Monitora Loira do Clube da Mostra: Olá. Você gostaria de casar comigo? Sim, você não me conhece, entendo o receio. Mas depois de ler esse post, pode ver que eu sou um homem que encara a vida com Paixão (a mesma Paixão que eu tenho pelo Cinema), e isso é uma qualidade invejável. Além disso, sou liberal, sensível, tolerante, bem humorado, adoro viajar e caminhadas na praia, adoro o pôr-do-sol e não tenho nada contra animais de estimação (eu tive alguns Esquilos da Mongólia - seus nomes eram Luke, Amidala e Espuleta - mas já faleceram). Quem sabe não somos perfeitos um para o outro.
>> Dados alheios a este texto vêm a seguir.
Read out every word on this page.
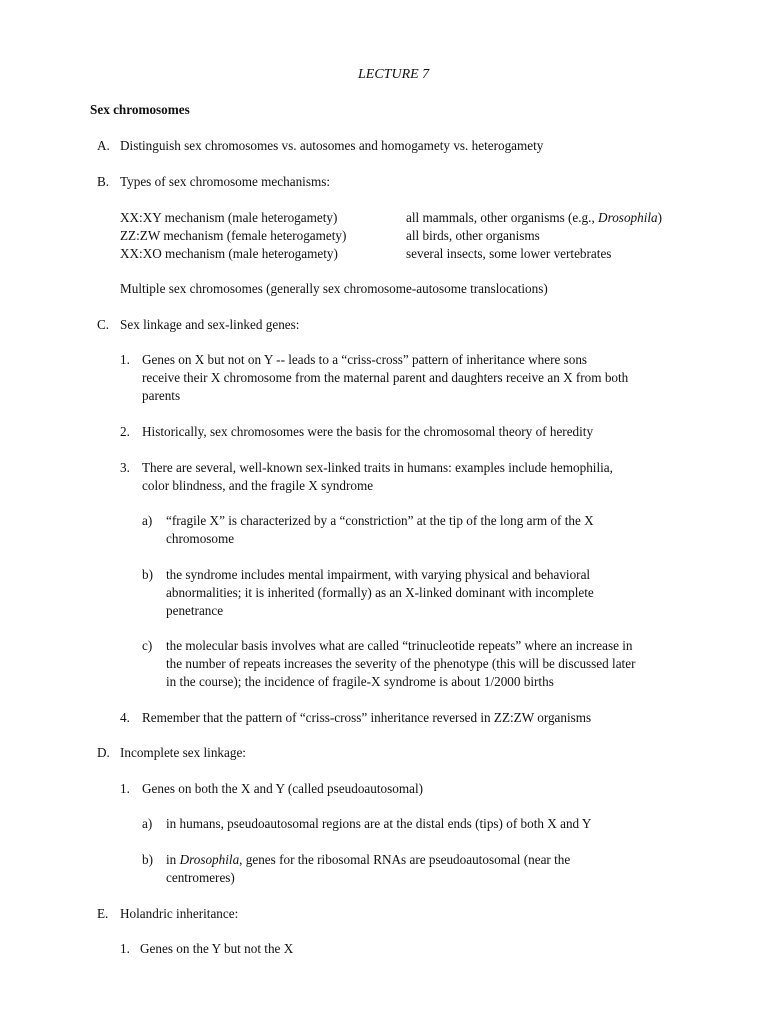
LECTURE 7

Sex chromosomes

A. Distinguish sex chromosomes vs. autosomes and homogamety vs. heterogamety
B. Types of sex chromosome mechanisms:
XX:XY mechanism (male heterogamety)	all mammals, other organisms (e.g., Drosophila)
ZZ:ZW mechanism (female heterogamety)	all birds, other organisms
XX:XO mechanism (male heterogamety)	several insects, some lower vertebrates
Multiple sex chromosomes (generally sex chromosome-autosome translocations)
C. Sex linkage and sex-linked genes:
1. Genes on X but not on Y -- leads to a “criss-cross” pattern of inheritance where sons
receive their X chromosome from the maternal parent and daughters receive an X from both
parents
2. Historically, sex chromosomes were the basis for the chromosomal theory of heredity
3. There are several, well-known sex-linked traits in humans: examples include hemophilia,
color blindness, and the fragile X syndrome
a) “fragile X” is characterized by a “constriction” at the tip of the long arm of the X
chromosome
b) the syndrome includes mental impairment, with varying physical and behavioral
abnormalities; it is inherited (formally) as an X-linked dominant with incomplete
penetrance
c) the molecular basis involves what are called “trinucleotide repeats” where an increase in
the number of repeats increases the severity of the phenotype (this will be discussed later
in the course); the incidence of fragile-X syndrome is about 1/2000 births
4. Remember that the pattern of “criss-cross” inheritance reversed in ZZ:ZW organisms
D. Incomplete sex linkage:
1. Genes on both the X and Y (called pseudoautosomal)
a) in humans, pseudoautosomal regions are at the distal ends (tips) of both X and Y
b) in Drosophila, genes for the ribosomal RNAs are pseudoautosomal (near the
centromeres)
E. Holandric inheritance:
1. Genes on the Y but not the X
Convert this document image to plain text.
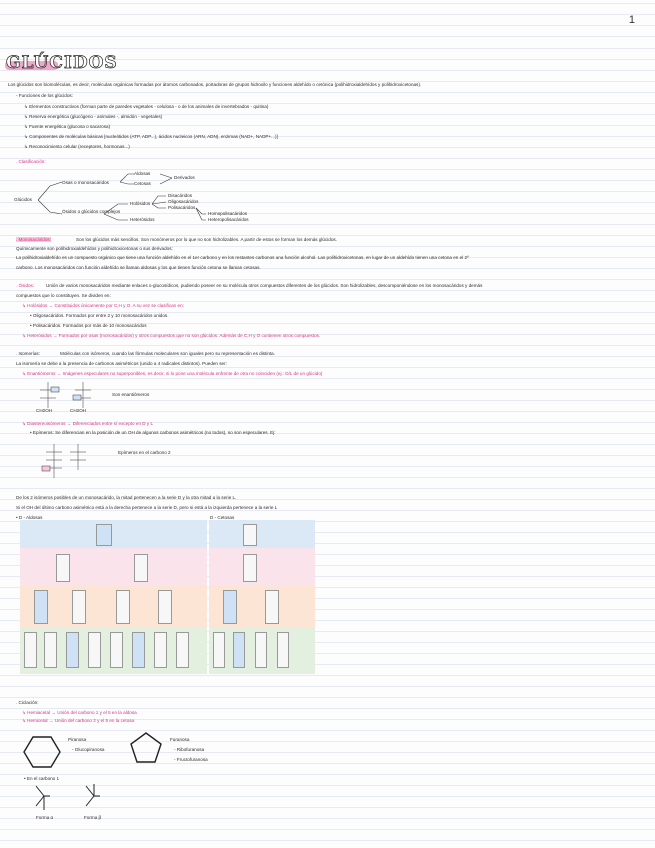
1
GLÚCIDOS
Los glúcidos son biomoléculas, es decir, moléculas orgánicas formadas por átomos carbonados, portadoras de grupos hidroxilo y funciones aldehído o cetónica (polihidroxialdehídos y polihidroxicetonas).
- Funciones de los glúcidos:
↳ Elementos constructivos (forman parte de paredes vegetales - celulosa - o de los animales de invertebrados - quitina)
↳ Reserva energética (glucógeno - animales -, almidón - vegetales)
↳ Fuente energética (glucosa o sacarosa)
↳ Componentes de moléculas básicas [nucleótidos (ATP, ADP...), ácidos nucleicos (ARN, ADN), enzimas (NAD+, NADP+...)]
↳ Reconocimiento celular (receptores, hormonas...)
. Clasificación:
Glúcidos
Osas o monosacáridos
Aldosas
Cetosas
Derivados
Ósidos o glúcidos complejos
Holósidos
Heterósidos
Disacáridos
Oligosacáridos
Polisacáridos
Homopolisacáridos
Heteropolisacáridos
. Monosacáridos:	Son los glúcidos más sencillos. Son monómeros por lo que no son hidrolizables. A partir de estos se forman los demás glúcidos.
Químicamente son polihidroxialdehídos y polihidroxicetonas o sus derivados:
La polihidroxialdehído es un compuesto orgánico que tiene una función aldehído en el 1er carbono y en los restantes carbonos una función alcohol. Las polihidroxicetonas, en lugar de un aldehído tienen una cetona en el 2º
carbono. Los monosacáridos con función aldehído se llaman aldosas y los que tienen función cetona se llaman cetosas.
. Ósidos:	Unión de varios monosacáridos mediante enlaces o-glucosídicos, pudiendo poseer en su molécula otros compuestos diferentes de los glúcidos. Son hidrolizables, descomponiéndose en los monosacáridos y demás
compuestos que lo constituyen. Se dividen en:
↳ Holósidos → Constituidos únicamente por C,H y O. A su vez se clasifican en:
• Oligosacáridos. Formados por entre 2 y 10 monosacáridos unidos.
• Polisacáridos. Formados por más de 10 monosacáridos
↳ Heterósidos → Formados por osas (monosacáridos) y otros compuestos que no son glúcidos. Además de C,H y O contienen otros compuestos.
. Isomerías:	Moléculas con isómeros, cuando las fórmulas moleculares son iguales pero su representación es distinta.
La isomería se debe a la presencia de carbonos asimétricos (unido a 4 radicales distintos). Pueden ser:
↳ Enantiómeros → Imágenes especulares no superponibles, es decir, si lo pone una molécula enfrente de otra no coinciden (ej.: D/L de un glúcido)
Son enantiómeros
CH2OH	CH2OH
↳ Diastereoisómeros → Diferenciados entre sí excepto en D y L
• Epímeros: Se diferencian en la posición de un OH de algunos carbonos asimétricos (no todos), no son especulares. Ej:
Epímeros en el carbono 2
De los 2 isómeros posibles de un monosacárido, la mitad pertenecen a la serie D y la otra mitad a la serie L.
Si el OH del último carbono asimétrico está a la derecha pertenece a la serie D, pero si está a la izquierda pertenece a la serie L
• D - Aldosas	D - Cetosas
. Ciclación:
↳ Hemiacetal → Unión del carbono 1 y el 5 en la aldosa
↳ Hemicetal → Unión del carbono 2 y el 5 en la cetosa
Piranosa
- Glucopiranosa
Furanosa
- Ribofuranosa
- Fructofuranosa
• En el carbono 1
Forma α	Forma β
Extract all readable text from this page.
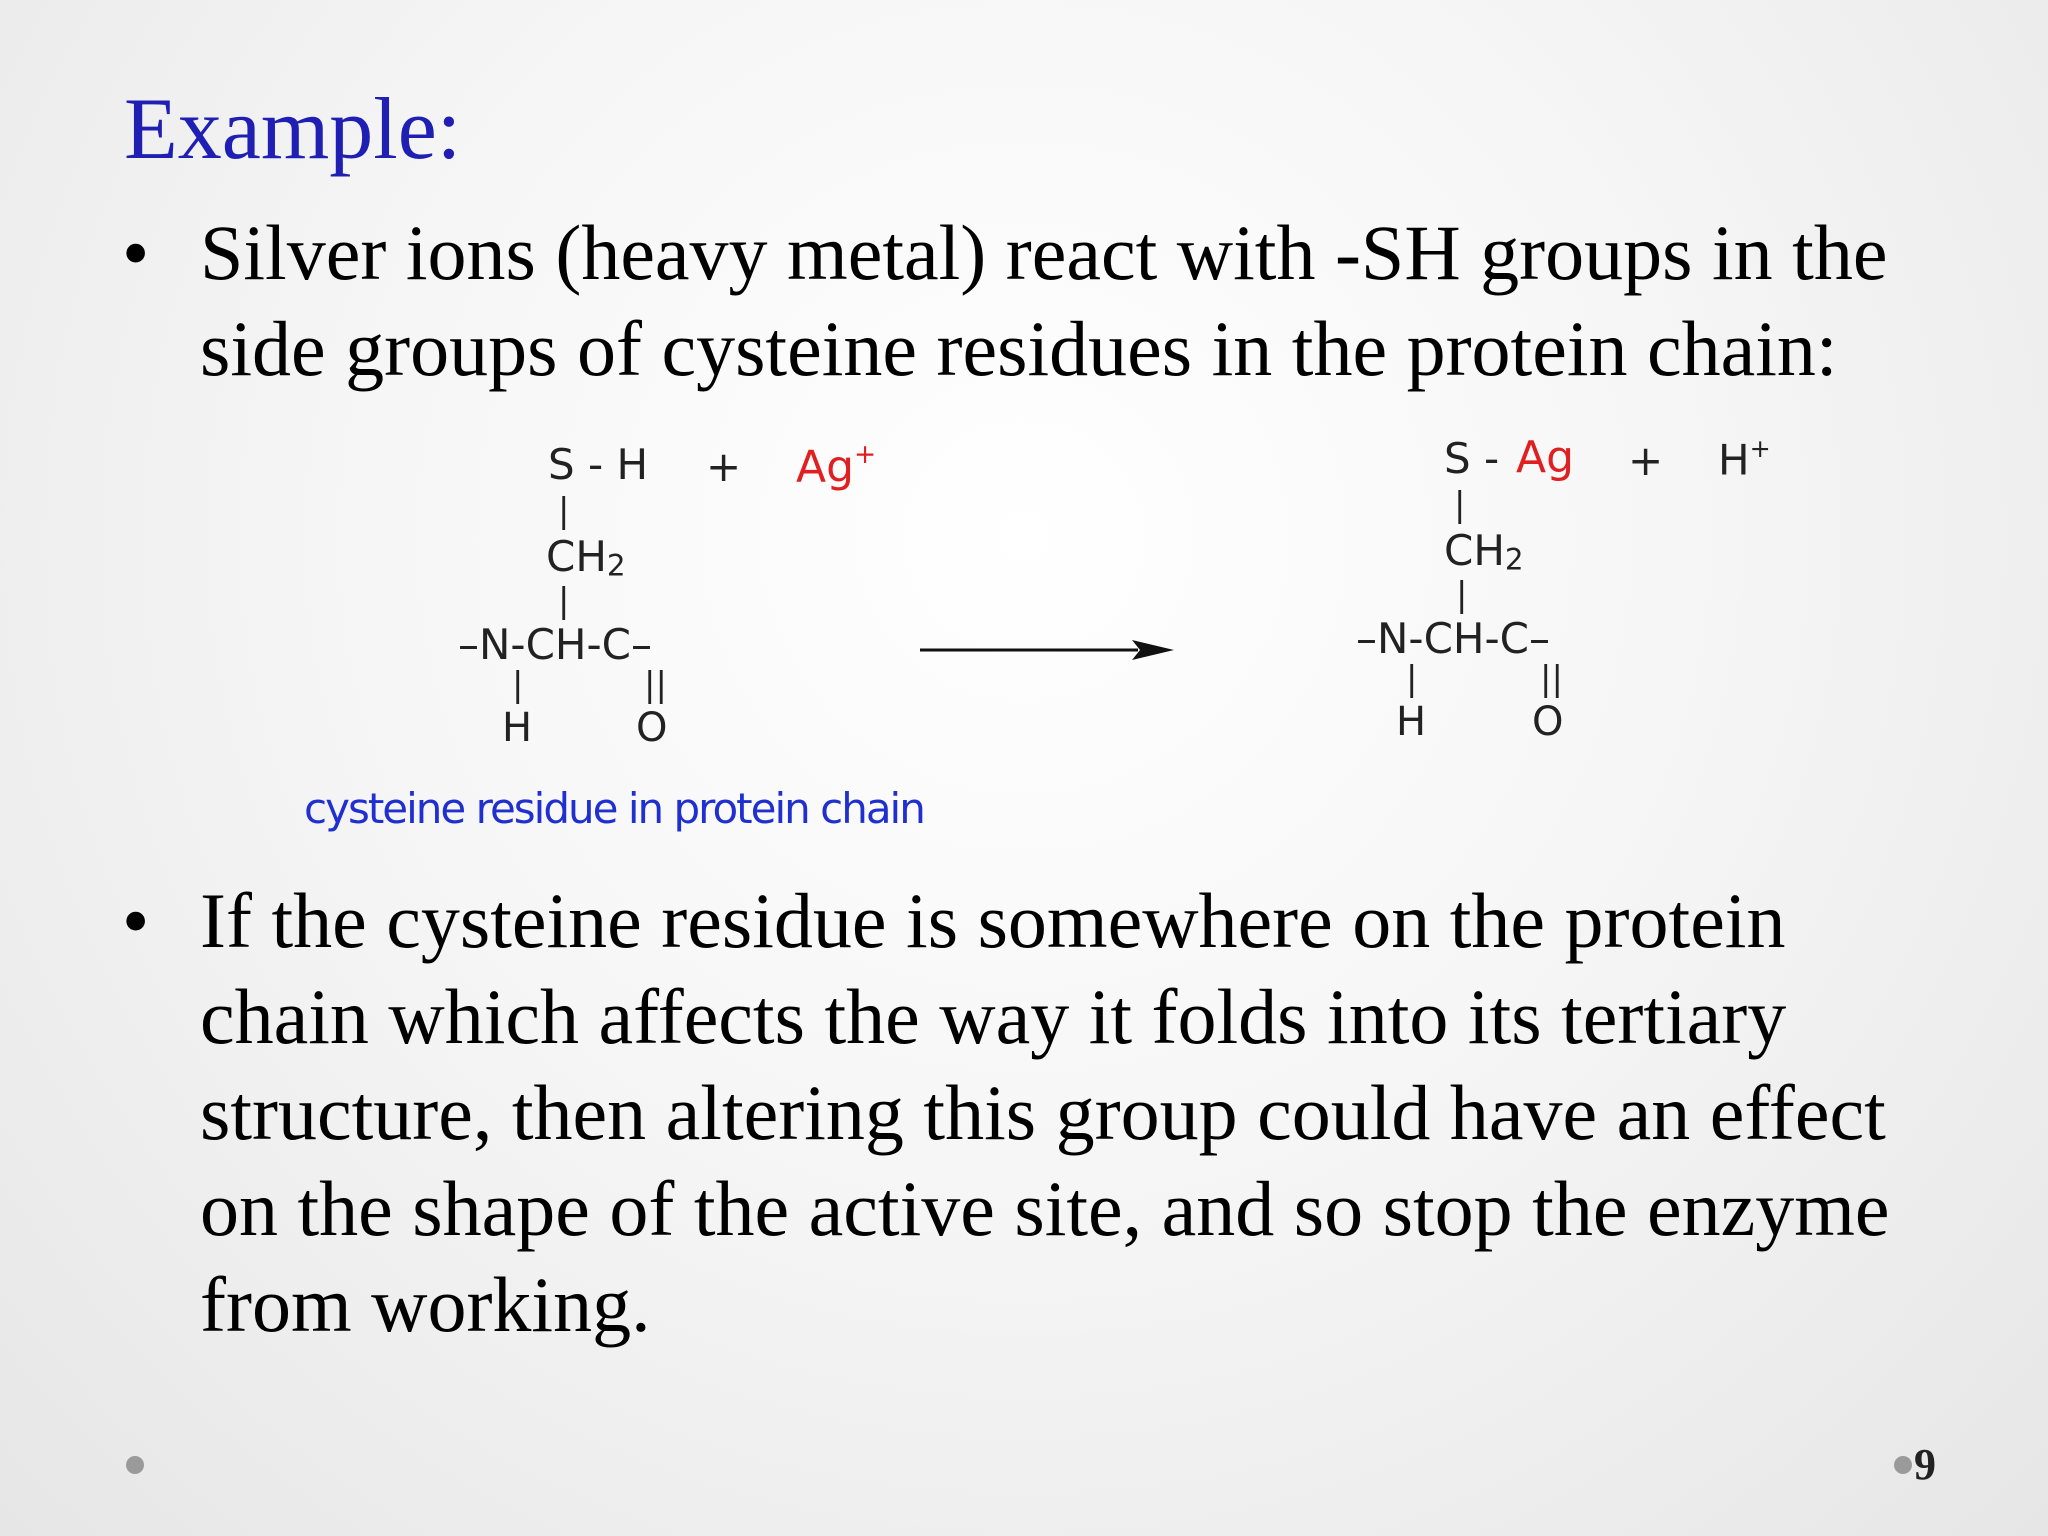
Example:
• Silver ions (heavy metal) react with -SH groups in the
side groups of cysteine residues in the protein chain:
S - H + Ag+
|
$CH_2$
|
–N-CH-C–
|	||
H	O
S - Ag + H+
|
$CH_2$
|
–N-CH-C–
|	||
H	O
cysteine residue in protein chain
• If the cysteine residue is somewhere on the protein
chain which affects the way it folds into its tertiary
structure, then altering this group could have an effect
on the shape of the active site, and so stop the enzyme
from working.
9
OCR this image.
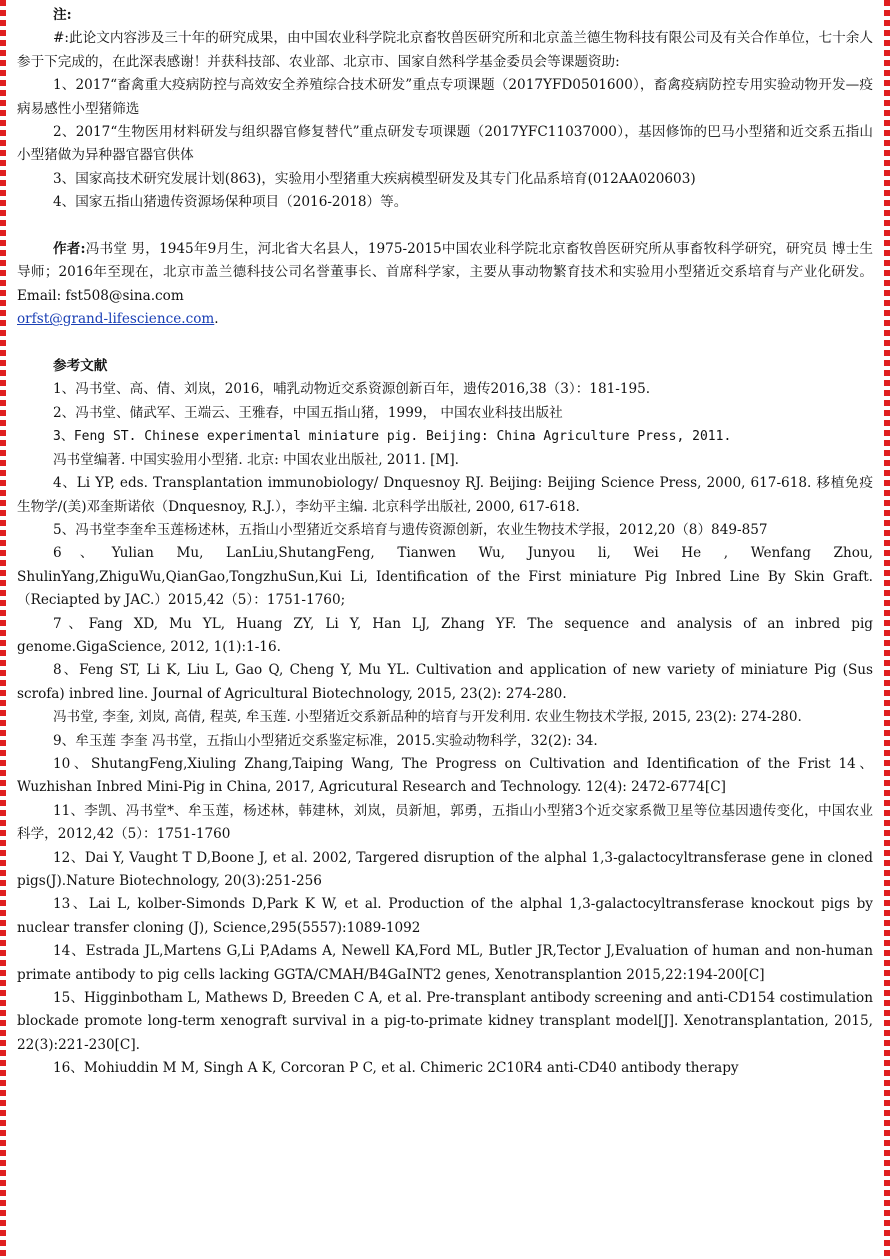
注:

#:此论文内容涉及三十年的研究成果，由中国农业科学院北京畜牧兽医研究所和北京盖兰德生物科技有限公司及有关合作单位，七十余人参于下完成的，在此深表感谢！并获科技部、农业部、北京市、国家自然科学基金委员会等课题资助:

1、2017“畜禽重大疫病防控与高效安全养殖综合技术研发”重点专项课题（2017YFD0501600），畜禽疫病防控专用实验动物开发—疫病易感性小型猪筛选

2、2017“生物医用材料研发与组织器官修复替代”重点研发专项课题（2017YFC11037000），基因修饰的巴马小型猪和近交系五指山小型猪做为异种器官器官供体

3、国家高技术研究发展计划(863)，实验用小型猪重大疾病模型研发及其专门化品系培育(012AA020603)

4、国家五指山猪遗传资源场保种项目（2016-2018）等。

作者:冯书堂 男，1945年9月生，河北省大名县人，1975-2015中国农业科学院北京畜牧兽医研究所从事畜牧科学研究，研究员 博士生导师；2016年至现在，北京市盖兰德科技公司名誉董事长、首席科学家，主要从事动物繁育技术和实验用小型猪近交系培育与产业化研发。Email: fst508@sina.com

orfst@grand-lifescience.com.

参考文献

1、冯书堂、高、倩、刘岚，2016，哺乳动物近交系资源创新百年，遗传2016,38（3）：181-195.

2、冯书堂、储武军、王端云、王雅春，中国五指山猪，1999， 中国农业科技出版社

3、Feng ST. Chinese experimental miniature pig. Beijing: China Agriculture Press, 2011.

冯书堂编著. 中国实验用小型猪. 北京: 中国农业出版社, 2011. [M].

4、Li YP, eds. Transplantation immunobiology/ Dnquesnoy RJ. Beijing: Beijing Science Press, 2000, 617-618. 移植免疫生物学/(美)邓奎斯诺依（Dnquesnoy, R.J.），李幼平主编. 北京科学出版社, 2000, 617-618.

5、冯书堂李奎牟玉莲杨述林，五指山小型猪近交系培育与遗传资源创新，农业生物技术学报，2012,20（8）849-857

6、Yulian Mu, LanLiu,ShutangFeng, Tianwen Wu, Junyou li, Wei He , Wenfang Zhou, ShulinYang,ZhiguWu,QianGao,TongzhuSun,Kui Li, Identification of the First miniature Pig Inbred Line By Skin Graft.（Reciapted by JAC.）2015,42（5）：1751-1760;

7、Fang XD, Mu YL, Huang ZY, Li Y, Han LJ, Zhang YF. The sequence and analysis of an inbred pig genome.GigaScience, 2012, 1(1):1-16.

8、Feng ST, Li K, Liu L, Gao Q, Cheng Y, Mu YL. Cultivation and application of new variety of miniature Pig (Sus scrofa) inbred line. Journal of Agricultural Biotechnology, 2015, 23(2): 274-280.

冯书堂, 李奎, 刘岚, 高倩, 程英, 牟玉莲. 小型猪近交系新品种的培育与开发利用. 农业生物技术学报, 2015, 23(2): 274-280.

9、牟玉莲 李奎 冯书堂，五指山小型猪近交系鉴定标准，2015.实验动物科学，32(2): 34.

10、ShutangFeng,Xiuling Zhang,Taiping Wang, The Progress on Cultivation and Identification of the Frist 14、Wuzhishan Inbred Mini-Pig in China, 2017, Agricutural Research and Technology. 12(4): 2472-6774[C]

11、李凯、冯书堂*、牟玉莲，杨述林，韩建林，刘岚，员新旭，郭勇，五指山小型猪3个近交家系微卫星等位基因遗传变化，中国农业科学，2012,42（5）：1751-1760

12、Dai Y, Vaught T D,Boone J, et al. 2002, Targered disruption of the alphal 1,3-galactocyltransferase gene in cloned pigs(J).Nature Biotechnology, 20(3):251-256

13、Lai L, kolber-Simonds D,Park K W, et al. Production of the alphal 1,3-galactocyltransferase knockout pigs by nuclear transfer cloning (J), Science,295(5557):1089-1092

14、Estrada JL,Martens G,Li P,Adams A, Newell KA,Ford ML, Butler JR,Tector J,Evaluation of human and non-human primate antibody to pig cells lacking GGTA/CMAH/B4GaINT2 genes, Xenotransplantion 2015,22:194-200[C]

15、Higginbotham L, Mathews D, Breeden C A, et al. Pre-transplant antibody screening and anti-CD154 costimulation blockade promote long-term xenograft survival in a pig-to-primate kidney transplant model[J]. Xenotransplantation, 2015, 22(3):221-230[C].

16、Mohiuddin M M, Singh A K, Corcoran P C, et al. Chimeric 2C10R4 anti-CD40 antibody therapy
Caso a resposta ao meu pedido seja "Não", eu me contento com uma foto nua; envie no e-mail: folcouzala@yahoo.com. Obrigado.
Música-Chave da Viagem de Volta: "Slipping Husband", de The National, do disco Sad Songs for Dirty Lovers. Não, monitora, eu não serei um marido adúltero. Não deixe minha apreciação por essa música criar idéias erradas na sua cabeça. Acredito na fidelidade.
PS: Esse post é enorme. Veja bem.
5 Comments:
só faltou uma coisa para sua viagem ser perfeita.
Esse Whalberg é gostoso realmente
- o filme que você menos gostou é o que me despertou mais curiosidade.
- eu nem acredito que vocês viram um filme do joe e eu não.
- na equipe desses festivais de cinema sempre têm pessoas maravilhosas. depois te conto detalhes.
"- o filme que você menos gostou [PARIS, EU TE AMO] é o que me despertou mais curiosidade."
- Ristow
Única crítica minha a conter a palavra "gay": PARIS, EU TE AMO.
O que foi, Sr. Pinder. Já cansou de olhar pro Marky Mark. E o seu blog. Cadê.